Aug
27
I just noticed that of the 12 browser tabs I have open after a morning stroll through Bloglines, five of them are videos. Is the media world changing that much or just me?
- Vint Cerf, aka the godfather of the net, predicts the end of TV as we know it. TV is nearing it’s iPod moment, Cerf said, which will end the traditional broadcast structure. Interestingly, that’s the second reference to “iPod moment” in the past week; the first was related to the future of newspapers. Do we have a new buzz-phrase to go alongside tipping point?
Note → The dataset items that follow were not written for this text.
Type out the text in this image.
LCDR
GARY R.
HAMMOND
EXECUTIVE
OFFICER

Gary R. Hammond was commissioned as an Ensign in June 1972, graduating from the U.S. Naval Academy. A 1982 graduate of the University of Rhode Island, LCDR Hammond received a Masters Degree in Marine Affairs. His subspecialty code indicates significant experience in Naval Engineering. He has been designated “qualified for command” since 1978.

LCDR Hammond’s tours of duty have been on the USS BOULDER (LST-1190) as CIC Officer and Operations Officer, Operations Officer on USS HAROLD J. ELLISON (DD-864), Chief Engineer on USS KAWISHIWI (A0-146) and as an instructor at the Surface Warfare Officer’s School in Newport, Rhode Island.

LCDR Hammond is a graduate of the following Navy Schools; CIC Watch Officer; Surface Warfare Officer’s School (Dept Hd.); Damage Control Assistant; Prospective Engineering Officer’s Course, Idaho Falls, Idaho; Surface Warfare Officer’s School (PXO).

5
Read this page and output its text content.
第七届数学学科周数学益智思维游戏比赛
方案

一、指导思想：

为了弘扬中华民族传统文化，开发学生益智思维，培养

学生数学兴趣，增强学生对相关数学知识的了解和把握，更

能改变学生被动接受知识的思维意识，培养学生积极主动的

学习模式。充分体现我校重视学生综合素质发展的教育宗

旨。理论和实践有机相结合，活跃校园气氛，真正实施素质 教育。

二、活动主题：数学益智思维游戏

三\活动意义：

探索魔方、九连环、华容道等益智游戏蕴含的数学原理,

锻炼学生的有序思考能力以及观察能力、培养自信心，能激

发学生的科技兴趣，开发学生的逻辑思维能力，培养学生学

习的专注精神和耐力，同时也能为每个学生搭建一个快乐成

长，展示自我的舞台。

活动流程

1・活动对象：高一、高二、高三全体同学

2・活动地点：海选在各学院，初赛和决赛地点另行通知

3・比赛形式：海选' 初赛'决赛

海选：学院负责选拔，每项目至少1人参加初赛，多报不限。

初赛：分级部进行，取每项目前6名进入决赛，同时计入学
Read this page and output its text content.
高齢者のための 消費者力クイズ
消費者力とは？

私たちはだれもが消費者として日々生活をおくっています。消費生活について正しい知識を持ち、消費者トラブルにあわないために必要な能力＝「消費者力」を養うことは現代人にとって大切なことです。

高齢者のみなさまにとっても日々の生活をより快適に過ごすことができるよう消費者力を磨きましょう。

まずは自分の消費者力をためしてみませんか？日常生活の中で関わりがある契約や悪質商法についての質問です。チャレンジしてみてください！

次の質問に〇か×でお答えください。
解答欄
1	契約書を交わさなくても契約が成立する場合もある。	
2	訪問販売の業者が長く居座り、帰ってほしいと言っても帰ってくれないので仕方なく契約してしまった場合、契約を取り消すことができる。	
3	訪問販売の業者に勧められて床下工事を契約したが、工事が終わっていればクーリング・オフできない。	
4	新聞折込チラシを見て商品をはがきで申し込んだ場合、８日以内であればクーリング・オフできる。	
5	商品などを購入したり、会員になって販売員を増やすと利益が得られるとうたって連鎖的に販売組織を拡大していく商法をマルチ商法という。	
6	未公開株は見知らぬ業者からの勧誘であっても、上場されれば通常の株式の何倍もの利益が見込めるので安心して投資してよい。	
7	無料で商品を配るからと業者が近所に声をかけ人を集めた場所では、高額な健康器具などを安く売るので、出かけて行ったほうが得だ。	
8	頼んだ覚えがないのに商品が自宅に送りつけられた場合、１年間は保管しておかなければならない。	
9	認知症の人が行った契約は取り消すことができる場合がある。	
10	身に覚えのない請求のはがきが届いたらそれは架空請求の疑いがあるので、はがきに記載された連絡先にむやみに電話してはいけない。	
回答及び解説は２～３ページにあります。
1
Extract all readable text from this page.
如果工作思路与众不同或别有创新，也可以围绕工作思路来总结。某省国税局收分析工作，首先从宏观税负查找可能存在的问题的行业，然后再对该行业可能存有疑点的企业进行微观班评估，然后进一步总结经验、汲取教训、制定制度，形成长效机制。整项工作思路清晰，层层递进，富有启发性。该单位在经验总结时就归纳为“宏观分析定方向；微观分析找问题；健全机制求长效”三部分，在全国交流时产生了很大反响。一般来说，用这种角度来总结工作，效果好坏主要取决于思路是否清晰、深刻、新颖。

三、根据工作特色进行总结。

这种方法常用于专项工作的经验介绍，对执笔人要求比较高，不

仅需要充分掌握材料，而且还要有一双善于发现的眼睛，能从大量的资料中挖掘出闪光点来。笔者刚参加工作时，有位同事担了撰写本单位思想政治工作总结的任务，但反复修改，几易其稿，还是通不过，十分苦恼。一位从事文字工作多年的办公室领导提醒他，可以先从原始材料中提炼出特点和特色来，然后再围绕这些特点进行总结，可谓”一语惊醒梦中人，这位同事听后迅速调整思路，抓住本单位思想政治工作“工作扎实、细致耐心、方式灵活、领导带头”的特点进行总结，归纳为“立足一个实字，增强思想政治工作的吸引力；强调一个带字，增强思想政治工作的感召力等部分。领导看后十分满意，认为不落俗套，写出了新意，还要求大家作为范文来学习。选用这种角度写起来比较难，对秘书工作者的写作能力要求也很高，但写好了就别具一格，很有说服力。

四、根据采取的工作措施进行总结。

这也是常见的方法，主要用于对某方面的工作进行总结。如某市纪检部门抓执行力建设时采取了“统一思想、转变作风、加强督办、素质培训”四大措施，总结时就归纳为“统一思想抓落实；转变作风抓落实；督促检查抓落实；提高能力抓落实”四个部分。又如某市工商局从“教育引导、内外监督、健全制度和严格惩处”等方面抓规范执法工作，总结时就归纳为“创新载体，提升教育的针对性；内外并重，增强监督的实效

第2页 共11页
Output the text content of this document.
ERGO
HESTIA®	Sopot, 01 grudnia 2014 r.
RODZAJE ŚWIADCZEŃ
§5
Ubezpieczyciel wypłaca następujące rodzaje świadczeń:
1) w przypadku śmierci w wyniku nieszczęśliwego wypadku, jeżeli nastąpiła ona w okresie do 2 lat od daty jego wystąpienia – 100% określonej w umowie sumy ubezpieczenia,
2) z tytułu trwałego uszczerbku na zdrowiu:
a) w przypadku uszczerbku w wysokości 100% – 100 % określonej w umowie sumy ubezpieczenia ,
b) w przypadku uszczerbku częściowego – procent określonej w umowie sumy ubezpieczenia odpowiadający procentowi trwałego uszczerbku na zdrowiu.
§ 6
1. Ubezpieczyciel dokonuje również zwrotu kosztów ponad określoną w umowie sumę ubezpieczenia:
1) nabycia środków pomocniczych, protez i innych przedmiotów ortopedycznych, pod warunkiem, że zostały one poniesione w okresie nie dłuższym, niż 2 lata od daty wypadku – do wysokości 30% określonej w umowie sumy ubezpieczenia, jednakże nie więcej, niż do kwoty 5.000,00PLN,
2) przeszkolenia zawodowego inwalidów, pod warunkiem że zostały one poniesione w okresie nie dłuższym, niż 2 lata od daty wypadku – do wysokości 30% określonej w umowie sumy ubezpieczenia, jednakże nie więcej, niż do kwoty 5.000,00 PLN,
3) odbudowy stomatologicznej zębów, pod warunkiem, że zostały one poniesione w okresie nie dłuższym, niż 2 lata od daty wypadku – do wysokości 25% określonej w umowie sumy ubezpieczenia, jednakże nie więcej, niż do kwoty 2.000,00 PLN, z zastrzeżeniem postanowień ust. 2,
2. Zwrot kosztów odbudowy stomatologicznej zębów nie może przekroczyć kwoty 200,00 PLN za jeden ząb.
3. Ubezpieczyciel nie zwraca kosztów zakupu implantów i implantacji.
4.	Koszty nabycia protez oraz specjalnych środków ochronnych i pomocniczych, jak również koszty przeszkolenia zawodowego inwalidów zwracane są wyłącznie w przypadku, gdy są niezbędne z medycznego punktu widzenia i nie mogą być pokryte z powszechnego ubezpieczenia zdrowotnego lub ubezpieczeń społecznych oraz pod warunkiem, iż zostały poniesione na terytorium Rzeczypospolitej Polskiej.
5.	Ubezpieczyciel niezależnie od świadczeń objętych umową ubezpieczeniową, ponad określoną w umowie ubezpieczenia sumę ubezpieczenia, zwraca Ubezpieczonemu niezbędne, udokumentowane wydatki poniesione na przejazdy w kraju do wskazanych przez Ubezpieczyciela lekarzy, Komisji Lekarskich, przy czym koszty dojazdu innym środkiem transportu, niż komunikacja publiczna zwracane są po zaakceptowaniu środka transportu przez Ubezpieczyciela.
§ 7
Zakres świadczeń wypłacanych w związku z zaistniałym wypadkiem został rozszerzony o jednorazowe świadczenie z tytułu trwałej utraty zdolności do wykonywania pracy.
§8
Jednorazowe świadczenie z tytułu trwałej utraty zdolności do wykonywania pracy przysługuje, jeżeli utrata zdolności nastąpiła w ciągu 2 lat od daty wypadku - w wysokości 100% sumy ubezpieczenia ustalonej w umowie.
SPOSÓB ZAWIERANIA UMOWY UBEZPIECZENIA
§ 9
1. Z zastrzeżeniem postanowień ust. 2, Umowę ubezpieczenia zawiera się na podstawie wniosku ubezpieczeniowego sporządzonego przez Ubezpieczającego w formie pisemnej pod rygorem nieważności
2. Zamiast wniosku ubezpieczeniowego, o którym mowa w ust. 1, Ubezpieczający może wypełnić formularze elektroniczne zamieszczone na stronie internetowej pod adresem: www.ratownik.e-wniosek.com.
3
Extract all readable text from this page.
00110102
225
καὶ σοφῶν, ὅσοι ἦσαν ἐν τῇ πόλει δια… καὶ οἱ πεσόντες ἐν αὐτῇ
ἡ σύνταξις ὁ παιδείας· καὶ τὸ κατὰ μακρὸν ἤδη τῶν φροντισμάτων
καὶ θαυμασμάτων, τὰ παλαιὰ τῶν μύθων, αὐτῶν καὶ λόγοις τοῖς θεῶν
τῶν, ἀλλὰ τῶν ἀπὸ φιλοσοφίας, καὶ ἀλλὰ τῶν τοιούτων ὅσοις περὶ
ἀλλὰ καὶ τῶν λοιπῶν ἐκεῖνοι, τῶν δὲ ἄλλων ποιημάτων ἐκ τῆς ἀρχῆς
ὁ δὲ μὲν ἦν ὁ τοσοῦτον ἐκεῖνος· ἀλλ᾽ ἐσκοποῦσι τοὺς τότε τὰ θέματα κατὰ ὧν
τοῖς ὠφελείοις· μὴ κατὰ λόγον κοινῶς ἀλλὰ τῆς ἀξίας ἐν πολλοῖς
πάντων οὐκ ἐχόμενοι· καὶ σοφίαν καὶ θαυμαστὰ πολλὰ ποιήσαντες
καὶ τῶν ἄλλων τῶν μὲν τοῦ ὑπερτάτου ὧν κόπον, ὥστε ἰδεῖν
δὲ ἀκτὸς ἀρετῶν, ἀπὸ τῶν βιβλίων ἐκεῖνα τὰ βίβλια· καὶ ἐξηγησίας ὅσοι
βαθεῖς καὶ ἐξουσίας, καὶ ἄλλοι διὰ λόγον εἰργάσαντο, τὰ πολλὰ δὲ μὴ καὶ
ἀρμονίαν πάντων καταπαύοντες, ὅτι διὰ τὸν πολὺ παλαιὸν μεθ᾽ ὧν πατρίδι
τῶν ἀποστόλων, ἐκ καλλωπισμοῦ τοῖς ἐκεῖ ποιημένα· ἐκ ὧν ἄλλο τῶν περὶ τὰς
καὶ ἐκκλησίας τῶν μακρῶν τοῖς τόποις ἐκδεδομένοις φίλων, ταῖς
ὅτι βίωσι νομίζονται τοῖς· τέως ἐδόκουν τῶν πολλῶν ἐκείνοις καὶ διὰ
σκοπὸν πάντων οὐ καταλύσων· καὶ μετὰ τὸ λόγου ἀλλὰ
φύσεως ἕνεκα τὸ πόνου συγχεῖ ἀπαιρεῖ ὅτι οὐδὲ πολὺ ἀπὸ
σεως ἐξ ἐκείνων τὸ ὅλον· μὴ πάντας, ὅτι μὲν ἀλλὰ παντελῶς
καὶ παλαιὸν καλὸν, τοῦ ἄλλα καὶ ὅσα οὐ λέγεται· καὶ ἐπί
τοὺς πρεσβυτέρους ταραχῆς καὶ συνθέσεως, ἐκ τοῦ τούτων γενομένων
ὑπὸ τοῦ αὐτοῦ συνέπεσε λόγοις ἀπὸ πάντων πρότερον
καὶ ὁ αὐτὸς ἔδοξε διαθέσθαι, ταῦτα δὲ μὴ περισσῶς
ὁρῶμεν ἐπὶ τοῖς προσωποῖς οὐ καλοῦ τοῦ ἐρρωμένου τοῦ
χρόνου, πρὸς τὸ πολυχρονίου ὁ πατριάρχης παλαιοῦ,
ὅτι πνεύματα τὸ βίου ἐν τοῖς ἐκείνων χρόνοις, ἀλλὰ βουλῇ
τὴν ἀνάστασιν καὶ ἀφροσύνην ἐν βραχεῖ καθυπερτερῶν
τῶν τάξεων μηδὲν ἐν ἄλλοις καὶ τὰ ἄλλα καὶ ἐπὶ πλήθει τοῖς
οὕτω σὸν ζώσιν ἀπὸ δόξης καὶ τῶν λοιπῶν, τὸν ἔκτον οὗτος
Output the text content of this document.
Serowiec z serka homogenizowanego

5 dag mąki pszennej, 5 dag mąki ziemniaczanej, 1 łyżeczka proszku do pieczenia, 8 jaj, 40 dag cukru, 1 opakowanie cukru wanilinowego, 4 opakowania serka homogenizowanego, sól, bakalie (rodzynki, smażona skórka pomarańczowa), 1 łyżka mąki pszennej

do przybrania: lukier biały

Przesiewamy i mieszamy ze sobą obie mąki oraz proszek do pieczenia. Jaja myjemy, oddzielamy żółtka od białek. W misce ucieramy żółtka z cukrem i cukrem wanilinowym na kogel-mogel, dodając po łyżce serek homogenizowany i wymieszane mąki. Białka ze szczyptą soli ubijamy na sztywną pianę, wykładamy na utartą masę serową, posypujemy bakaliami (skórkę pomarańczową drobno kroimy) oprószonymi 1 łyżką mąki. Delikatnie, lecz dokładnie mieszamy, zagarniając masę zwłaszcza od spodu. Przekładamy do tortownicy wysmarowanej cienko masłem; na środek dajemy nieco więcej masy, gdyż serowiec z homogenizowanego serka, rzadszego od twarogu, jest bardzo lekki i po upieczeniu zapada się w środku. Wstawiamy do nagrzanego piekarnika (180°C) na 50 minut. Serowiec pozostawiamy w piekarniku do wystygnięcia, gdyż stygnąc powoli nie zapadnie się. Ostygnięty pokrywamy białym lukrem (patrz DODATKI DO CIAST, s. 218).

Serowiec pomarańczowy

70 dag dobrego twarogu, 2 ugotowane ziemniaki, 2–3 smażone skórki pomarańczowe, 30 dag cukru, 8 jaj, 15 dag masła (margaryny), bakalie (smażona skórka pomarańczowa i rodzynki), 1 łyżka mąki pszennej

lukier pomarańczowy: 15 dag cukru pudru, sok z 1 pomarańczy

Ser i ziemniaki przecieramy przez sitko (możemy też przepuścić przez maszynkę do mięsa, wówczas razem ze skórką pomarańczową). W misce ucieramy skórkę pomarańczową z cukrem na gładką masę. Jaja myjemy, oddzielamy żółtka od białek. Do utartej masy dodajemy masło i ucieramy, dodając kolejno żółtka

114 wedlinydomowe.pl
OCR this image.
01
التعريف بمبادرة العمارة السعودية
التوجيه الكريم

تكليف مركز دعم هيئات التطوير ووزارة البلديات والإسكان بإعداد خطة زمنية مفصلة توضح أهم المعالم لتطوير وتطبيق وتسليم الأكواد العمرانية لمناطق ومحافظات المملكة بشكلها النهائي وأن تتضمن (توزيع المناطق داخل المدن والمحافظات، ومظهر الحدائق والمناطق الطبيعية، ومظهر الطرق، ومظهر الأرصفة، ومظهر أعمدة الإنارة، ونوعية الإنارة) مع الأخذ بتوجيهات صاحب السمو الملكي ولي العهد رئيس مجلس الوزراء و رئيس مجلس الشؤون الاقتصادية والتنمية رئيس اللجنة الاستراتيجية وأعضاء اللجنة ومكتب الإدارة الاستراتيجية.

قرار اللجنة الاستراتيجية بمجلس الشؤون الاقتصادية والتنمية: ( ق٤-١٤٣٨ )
- 10 arrested in 2006 killing of Russian journalist. Few details yet, but we may finally find out who killed journalist Anna Politkovskaya. I recently read A Small Corner of Hell: Dispatches from Chechnya, a collection of her journalism, and highly recommend it.
- Berton: Making the best of a photo-op. Paul Breton, writing in the London Free Press, has some advice for politicians who want to turn those stage-managed appearances at the day care centre or the farm into guaranteed front page pictures. Solid advice, but on the whole, I’d prefer it if the media simply boycotted those stage-managed events all together and stopped playing into the made-up “reality” of the political publicity process. Via The Canadian Journalism Project.
- Ebert: Disney’s wrong about removal of thumbs from show. You mean you can trademark and demand great gobs of money for a gesture invented either (a) by the Roman emperors or (b) 1950s B-grade gladiator movies? Good grief.
- Ex-Strib newsman raises $1.1M for launch of MinnPost.com. Local families and a foundation kick in big bucks for an online, not-for-profit daily. More than 20 journalists have already committed to the “paper,” which will feature an intriguing idea called posts: blog-like conversations between reporters and readers. Something to watch.
- Hotel Beaumont annex demolition video. Mark Hancock is having fun,mashing up video news coverage and music.